I have been happy with Unicolor C41 powder kits. I used a Rollei Digibase C41 liquid kit with separate bleach and fix and got good results as well but now all their kits use blix (at least in the U.S., Freestyle) so I went back to Unicolor. The only modification to Unicolor is to add 1/2 teaspoon of PhotoFlo concentrate to 1 liter of the stabilizer, and repeat every 8 rolls, to eliminate water streaks. I would try Kodak Flexicolor if the the sizes were smaller and it was less expensive.
For RA4, I use Kodak Ekatacolor chemicals: Kodak Ektacolor RA Developer Replenisher RT to make 10 liters (Unique Photo #EKY8415580, $14.26); no starter needed; Kodak RA Bleach/Fix to make 10 liters (Unique Photo #EKY6601629, $14.75). These concentrates have expiration dates on them. See Kodak's J-39 publication for use.
I got boxes of old paper with a couple of enlarger deals but ended up getting rid of it all. Establishing enlarger color filtration settings for your enlarger/film/paper combinations is the only time consuming part of printing and having to constantly change them because of the color shifts that occur in old paper is frustrating. Fresh Fuji Crystal Archive II gives great results (and cold storage keeps it fresh).

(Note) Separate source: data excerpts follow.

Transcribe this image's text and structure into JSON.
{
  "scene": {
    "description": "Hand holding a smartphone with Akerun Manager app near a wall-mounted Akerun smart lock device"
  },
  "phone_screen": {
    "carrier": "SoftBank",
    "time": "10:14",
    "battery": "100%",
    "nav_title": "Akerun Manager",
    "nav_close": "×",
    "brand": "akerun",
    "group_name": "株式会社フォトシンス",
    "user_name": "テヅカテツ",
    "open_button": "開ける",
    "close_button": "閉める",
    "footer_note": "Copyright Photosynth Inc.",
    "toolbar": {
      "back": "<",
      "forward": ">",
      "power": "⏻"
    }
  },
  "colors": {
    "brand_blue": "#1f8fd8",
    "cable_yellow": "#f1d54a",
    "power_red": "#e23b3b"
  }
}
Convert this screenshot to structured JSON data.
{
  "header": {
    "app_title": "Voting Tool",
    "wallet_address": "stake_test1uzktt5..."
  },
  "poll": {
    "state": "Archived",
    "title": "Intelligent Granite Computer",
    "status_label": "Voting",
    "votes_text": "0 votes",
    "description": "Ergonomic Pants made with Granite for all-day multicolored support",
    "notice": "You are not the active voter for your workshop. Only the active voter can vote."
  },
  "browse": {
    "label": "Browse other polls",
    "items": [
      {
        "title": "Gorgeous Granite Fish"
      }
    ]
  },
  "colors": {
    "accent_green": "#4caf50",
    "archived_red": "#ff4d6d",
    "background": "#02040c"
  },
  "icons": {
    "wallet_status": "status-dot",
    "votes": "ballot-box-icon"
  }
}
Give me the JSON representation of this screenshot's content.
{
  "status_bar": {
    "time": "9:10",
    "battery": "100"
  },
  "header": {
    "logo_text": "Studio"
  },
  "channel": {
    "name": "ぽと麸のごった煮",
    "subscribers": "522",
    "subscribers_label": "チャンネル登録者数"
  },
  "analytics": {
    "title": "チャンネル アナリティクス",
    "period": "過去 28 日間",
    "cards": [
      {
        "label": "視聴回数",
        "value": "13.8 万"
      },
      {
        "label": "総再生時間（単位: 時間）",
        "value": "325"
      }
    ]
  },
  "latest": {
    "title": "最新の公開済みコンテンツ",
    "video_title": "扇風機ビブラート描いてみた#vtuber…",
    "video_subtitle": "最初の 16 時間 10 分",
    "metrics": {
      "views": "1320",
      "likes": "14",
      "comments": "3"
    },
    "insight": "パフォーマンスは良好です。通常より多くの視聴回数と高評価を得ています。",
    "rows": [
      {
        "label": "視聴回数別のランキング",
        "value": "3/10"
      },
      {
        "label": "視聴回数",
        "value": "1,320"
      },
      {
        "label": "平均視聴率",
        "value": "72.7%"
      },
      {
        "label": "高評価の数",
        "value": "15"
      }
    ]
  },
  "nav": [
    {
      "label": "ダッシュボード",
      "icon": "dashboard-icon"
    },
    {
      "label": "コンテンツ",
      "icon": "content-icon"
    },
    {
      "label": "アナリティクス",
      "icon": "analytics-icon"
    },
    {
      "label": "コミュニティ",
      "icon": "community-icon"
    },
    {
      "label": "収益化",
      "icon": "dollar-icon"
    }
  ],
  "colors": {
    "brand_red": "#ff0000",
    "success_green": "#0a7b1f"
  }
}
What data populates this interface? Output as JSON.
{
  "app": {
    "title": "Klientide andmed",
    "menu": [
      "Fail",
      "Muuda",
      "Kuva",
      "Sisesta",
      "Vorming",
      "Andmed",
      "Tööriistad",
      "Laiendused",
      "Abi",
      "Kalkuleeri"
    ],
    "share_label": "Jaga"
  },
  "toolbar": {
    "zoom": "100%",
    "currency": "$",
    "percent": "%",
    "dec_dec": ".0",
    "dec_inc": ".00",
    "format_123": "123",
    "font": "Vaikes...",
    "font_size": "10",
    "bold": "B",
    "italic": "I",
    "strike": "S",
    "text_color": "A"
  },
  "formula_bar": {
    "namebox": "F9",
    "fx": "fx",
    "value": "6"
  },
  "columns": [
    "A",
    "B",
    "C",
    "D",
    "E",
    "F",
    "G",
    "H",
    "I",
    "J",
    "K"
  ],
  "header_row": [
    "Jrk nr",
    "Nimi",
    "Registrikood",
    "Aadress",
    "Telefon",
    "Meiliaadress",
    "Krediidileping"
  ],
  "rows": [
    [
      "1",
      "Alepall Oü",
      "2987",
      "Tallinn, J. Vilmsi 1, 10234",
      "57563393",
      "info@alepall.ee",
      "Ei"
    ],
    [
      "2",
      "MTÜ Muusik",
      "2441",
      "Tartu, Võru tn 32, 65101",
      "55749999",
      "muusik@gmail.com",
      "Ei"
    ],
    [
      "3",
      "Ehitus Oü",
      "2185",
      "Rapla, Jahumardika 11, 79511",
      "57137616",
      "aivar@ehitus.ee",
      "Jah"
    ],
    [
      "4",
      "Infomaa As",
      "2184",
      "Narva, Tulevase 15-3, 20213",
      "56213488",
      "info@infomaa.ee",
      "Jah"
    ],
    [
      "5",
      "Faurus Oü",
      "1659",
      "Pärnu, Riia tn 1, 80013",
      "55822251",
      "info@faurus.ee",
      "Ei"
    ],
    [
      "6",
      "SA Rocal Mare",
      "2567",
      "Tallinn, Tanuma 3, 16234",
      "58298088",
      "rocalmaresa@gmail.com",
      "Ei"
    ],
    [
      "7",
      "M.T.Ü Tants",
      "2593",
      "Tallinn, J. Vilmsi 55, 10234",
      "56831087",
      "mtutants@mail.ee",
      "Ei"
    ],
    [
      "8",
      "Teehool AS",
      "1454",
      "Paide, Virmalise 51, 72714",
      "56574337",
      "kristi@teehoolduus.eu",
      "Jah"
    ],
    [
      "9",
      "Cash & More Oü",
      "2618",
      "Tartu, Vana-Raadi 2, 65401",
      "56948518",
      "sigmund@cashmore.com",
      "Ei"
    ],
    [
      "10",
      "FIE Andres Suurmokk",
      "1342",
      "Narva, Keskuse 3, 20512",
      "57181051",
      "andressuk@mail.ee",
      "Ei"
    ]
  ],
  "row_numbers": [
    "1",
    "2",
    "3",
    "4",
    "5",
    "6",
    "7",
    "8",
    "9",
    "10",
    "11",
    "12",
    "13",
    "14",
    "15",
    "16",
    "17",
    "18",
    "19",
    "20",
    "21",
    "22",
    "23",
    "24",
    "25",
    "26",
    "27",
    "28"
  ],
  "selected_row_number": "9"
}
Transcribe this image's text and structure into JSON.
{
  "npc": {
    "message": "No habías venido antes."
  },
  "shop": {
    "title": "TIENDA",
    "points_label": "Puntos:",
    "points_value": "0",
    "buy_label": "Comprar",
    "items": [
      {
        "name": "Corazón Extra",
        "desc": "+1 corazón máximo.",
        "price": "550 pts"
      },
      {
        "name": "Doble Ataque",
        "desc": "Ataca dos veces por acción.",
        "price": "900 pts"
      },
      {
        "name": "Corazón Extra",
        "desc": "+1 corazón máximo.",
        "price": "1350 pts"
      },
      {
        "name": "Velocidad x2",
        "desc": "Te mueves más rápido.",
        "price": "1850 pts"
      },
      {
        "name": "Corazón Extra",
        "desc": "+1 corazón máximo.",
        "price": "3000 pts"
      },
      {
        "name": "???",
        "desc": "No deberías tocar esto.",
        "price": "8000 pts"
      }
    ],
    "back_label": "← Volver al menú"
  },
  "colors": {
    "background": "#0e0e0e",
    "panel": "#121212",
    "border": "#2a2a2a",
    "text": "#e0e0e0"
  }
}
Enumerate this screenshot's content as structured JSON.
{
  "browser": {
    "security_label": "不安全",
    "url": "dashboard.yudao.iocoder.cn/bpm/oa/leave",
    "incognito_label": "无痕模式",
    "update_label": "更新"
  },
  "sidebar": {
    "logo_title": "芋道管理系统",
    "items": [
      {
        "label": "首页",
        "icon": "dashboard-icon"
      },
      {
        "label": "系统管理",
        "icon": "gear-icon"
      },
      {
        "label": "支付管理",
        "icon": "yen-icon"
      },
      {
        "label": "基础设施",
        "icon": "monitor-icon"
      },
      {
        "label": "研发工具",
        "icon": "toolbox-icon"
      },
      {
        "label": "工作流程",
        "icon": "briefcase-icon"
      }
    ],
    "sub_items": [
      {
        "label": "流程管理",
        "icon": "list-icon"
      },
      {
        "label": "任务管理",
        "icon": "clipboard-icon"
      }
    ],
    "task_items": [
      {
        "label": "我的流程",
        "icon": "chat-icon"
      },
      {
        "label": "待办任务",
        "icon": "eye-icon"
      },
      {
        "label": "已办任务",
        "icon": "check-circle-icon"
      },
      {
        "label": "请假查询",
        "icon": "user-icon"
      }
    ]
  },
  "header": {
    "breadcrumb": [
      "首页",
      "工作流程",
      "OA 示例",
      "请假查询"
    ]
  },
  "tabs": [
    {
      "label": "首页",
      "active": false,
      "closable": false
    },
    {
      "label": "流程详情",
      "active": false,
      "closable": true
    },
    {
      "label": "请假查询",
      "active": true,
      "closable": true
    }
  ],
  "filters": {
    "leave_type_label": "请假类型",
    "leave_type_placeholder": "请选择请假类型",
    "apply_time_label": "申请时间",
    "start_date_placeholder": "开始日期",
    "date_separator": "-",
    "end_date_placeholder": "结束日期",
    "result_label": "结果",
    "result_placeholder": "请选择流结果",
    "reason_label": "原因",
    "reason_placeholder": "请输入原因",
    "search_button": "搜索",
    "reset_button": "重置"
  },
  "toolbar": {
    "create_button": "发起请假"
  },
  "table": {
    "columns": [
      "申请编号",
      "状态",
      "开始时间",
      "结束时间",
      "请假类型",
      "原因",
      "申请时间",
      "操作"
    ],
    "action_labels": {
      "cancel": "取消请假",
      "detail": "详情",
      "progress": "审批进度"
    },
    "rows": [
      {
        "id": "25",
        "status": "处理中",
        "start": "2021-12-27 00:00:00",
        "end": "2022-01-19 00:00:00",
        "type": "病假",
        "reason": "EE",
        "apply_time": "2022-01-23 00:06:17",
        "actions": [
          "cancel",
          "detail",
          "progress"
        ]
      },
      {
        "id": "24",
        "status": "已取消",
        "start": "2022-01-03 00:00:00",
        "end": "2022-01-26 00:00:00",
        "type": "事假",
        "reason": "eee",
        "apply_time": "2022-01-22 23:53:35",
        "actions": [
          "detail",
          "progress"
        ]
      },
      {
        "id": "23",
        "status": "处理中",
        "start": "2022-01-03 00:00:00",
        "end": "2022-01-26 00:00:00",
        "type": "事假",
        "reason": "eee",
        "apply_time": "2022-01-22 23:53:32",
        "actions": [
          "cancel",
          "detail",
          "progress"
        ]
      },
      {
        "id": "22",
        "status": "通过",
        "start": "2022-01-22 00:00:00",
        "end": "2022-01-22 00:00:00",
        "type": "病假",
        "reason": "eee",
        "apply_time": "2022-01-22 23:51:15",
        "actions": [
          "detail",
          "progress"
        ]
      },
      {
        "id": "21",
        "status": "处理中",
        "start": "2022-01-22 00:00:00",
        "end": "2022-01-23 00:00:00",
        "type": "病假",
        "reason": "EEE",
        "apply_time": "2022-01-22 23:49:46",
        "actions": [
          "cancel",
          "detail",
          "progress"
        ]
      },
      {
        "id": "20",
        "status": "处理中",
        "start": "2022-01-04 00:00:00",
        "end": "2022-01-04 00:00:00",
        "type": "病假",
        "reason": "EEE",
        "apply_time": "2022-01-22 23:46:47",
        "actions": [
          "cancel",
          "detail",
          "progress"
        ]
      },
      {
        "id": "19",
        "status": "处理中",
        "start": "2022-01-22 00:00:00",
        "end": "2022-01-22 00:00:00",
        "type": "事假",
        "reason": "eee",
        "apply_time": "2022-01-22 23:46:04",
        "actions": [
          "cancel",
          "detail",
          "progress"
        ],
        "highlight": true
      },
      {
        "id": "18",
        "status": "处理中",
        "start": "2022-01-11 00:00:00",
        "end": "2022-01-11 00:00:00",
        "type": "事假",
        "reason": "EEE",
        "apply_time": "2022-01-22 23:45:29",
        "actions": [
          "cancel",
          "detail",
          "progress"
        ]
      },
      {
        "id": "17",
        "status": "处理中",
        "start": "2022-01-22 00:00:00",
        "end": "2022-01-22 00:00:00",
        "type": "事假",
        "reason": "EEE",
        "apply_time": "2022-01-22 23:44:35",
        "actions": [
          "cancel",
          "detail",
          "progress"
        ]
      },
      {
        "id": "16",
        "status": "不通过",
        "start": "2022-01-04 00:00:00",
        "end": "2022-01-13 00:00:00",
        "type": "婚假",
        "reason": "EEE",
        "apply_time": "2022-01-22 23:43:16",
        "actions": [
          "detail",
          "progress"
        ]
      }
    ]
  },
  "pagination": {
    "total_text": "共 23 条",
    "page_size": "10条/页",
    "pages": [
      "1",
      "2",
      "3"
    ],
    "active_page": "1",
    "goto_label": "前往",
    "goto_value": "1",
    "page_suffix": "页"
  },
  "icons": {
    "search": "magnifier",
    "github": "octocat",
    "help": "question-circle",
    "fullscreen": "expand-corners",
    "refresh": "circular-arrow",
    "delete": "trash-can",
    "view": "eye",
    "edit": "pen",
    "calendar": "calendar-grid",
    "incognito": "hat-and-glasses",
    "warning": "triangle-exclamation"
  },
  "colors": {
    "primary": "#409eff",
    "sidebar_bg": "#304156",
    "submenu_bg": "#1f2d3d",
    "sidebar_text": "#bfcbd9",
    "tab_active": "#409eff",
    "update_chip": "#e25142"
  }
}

Pushing your C41 kit way beyond the storage time and number of roll recommendations can produce negatives that look OK but have enough color shifts to require filtration setting changes when printing. I get 20 rolls from a Unicolor 1-liter kit (vs. 8 rolls recommended) but I develop all rolls within a few days. This produces consistent negatives with respect to printing. So you can push your C41 kit to some extent but it's not worth doing to extremes, as some people online do.